Someone asked me once if Japanese eat dog.  Of course not.  The Japanese are very fond of pets.  We have decided it is so expensive to try and have children in Japan, it is probably cheaper to have a pet.  We found a dog massaging parlor the other day.  A massage for your beloved dog will only put you back 4,500 yen.  We also have been told they have boutiques that have matching pet/owner outfits.  We so miss our kitty cats.  Just imagine how we could have dressed them!!

Anyone that knows us well, knows the Peasleys love COST-CO.  It is our "home away from home" and so after finding out Japan has eight, soon to be 9 locations, we decided we had to venture out.  I was curious to see if they would have the same items as in the states and desperately wanted to stop the hemorrhaging of money I pay for Evan's soy milk at the local Supa.  The kids and I actually tried to venture to a Cost-Co on Thursday, but we won't mention what a failed attempt that was.

So, off we went on the Subway/train to find our way to COST-CO.  Passing Tokyo Disneyland on the way did not even live up to the expectations we had of COST-CO.  Once off the train, we had to walk about 2 miles, in the very cold wind, but it was worth it.  There in front of us was one of the Grandest COST-CO's we have ever seen.  Three stories high with escalators that carry your cart to the top floor.  Now, if you have ever thought COST-CO was busy in the states, do not ever venture to one on a Sunday in Japan.  It was fun none-the-less to see all the same products sold in the states, same packaging and everything.  Kirtland toilet paper and massive containers of fabric softener were found in almost every cart that passes us.  And of course, more Japanese products as well.  A lot of sauces and the tiniest steaks I have ever seen.  The take home pizza's were different with corn and seafood toppings.  I would love a few comments comparing some of these prices to what the same items run for in the states:

Pampers diapers  4,120 yen for 240 diapers
clamshell of Blueberries:  898 yen
Large Cost-co  pizza: 1,200 yen
small container of strawberries:  1,200 yen

So, at the end of the shopping venture, we walked away only spending 17,400 yen (I will only tell you the conversion is 76 yen to the dollar right now!)

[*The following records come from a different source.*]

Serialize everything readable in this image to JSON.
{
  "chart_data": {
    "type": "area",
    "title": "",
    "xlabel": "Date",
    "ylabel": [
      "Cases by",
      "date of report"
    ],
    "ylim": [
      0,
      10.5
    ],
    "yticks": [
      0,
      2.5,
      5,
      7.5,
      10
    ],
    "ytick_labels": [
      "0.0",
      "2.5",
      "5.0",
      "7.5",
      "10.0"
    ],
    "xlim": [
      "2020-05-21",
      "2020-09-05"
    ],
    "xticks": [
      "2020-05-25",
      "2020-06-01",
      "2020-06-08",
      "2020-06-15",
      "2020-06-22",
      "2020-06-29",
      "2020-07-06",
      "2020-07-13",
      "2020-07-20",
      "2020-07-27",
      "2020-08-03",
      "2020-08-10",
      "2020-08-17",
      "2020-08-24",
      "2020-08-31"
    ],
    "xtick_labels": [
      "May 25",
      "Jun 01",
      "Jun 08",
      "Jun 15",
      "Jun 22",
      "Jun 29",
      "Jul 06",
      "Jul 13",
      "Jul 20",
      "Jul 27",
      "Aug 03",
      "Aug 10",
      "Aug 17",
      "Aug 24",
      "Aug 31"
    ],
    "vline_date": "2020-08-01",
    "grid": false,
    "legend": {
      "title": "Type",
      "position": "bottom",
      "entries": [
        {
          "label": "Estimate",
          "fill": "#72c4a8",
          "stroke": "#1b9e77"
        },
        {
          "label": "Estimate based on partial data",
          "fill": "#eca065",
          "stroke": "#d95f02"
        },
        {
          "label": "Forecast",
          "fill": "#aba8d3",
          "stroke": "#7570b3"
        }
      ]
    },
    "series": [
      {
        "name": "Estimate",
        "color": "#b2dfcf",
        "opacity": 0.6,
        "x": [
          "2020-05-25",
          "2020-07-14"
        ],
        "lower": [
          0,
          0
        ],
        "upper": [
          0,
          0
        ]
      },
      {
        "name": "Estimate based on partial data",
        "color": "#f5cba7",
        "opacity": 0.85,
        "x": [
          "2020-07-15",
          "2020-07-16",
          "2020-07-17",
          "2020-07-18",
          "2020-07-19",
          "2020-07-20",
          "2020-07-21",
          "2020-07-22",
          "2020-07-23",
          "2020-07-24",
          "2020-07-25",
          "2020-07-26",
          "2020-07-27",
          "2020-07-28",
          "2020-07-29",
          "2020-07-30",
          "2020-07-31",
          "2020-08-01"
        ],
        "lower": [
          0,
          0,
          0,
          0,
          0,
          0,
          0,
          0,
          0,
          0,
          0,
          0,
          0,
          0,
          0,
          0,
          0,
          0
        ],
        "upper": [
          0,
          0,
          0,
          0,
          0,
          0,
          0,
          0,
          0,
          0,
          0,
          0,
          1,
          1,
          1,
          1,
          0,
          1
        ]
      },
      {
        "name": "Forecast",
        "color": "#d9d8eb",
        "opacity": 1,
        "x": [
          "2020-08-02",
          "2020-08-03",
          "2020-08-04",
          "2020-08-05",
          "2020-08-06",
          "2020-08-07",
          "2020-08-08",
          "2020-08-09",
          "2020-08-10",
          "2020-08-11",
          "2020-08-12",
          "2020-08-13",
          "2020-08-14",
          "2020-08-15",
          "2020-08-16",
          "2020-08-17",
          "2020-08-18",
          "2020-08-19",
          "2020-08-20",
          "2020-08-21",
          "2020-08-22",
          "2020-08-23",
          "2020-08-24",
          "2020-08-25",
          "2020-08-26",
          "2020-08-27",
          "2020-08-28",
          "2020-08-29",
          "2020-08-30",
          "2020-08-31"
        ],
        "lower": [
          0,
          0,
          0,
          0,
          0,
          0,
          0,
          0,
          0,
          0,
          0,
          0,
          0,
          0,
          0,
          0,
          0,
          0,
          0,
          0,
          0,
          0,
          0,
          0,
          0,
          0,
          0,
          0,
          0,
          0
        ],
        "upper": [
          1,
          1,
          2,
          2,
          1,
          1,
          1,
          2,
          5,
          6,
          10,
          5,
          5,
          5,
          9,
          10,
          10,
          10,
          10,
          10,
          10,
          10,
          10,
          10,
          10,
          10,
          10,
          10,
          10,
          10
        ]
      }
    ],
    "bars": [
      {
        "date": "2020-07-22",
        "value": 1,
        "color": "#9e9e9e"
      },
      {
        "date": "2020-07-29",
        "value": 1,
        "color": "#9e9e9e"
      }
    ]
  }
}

The best part of the trip had to be the samples and food court.  I have never seen such orderly lines for samples.  None of this walking up and crowding in to get a sample.  You make a neat, orderly line (sometimes 20 people long) for a sample of chicken nuggets, noodles, coffee or bread.  What a hoot!!  Below is a great picture of Tom standing in line to fix a hot dog.  A very orderly line to add your onions, relish, ketchup and mustard.  Of course, as most of you know, the presentation of food is very important in Japan, and that includes piling on the sauerkraut on your hot dog at the Cost-Co food court area.  These were gourmet hot dogs when all is said and done.

We were thrilled with our purchase of a case of soymilk, gloves, juice and a couple of items for meals. We even found Evan a new book for Christmas as they have an entire section of English children's books.  Just not any movies that will play on our DVD player.  I am sure Cost-Co will continue to be a part of the Peasley's lively hood for quite sometime.

So, week three has been eventful with Tom starting work, a new VPN to enjoy American television shows on the computer, Tom officially being retired from the AF on 01 December 2011, 2 earthquakes, a building fire alarm and a pet rabbit sighting.  Oh yes, we also saw a snow monkey doing tricks today.  Years ago when we lived at Japan, Tom reported to security forces that he had seen a snow monkey on base.  He has now witnessed two snow monkeys in his life, one on a fence and one doing tricks.   I've never been a fan of animals that entertain, so I will exit the soapbox before I even step foot on it.

View from our front door of downtown Roppongi
Christmas cakes, a Japanese tradition that the Peasley family will be immediately "diving into."  This tradition only costs 2,990 yen to indulge in.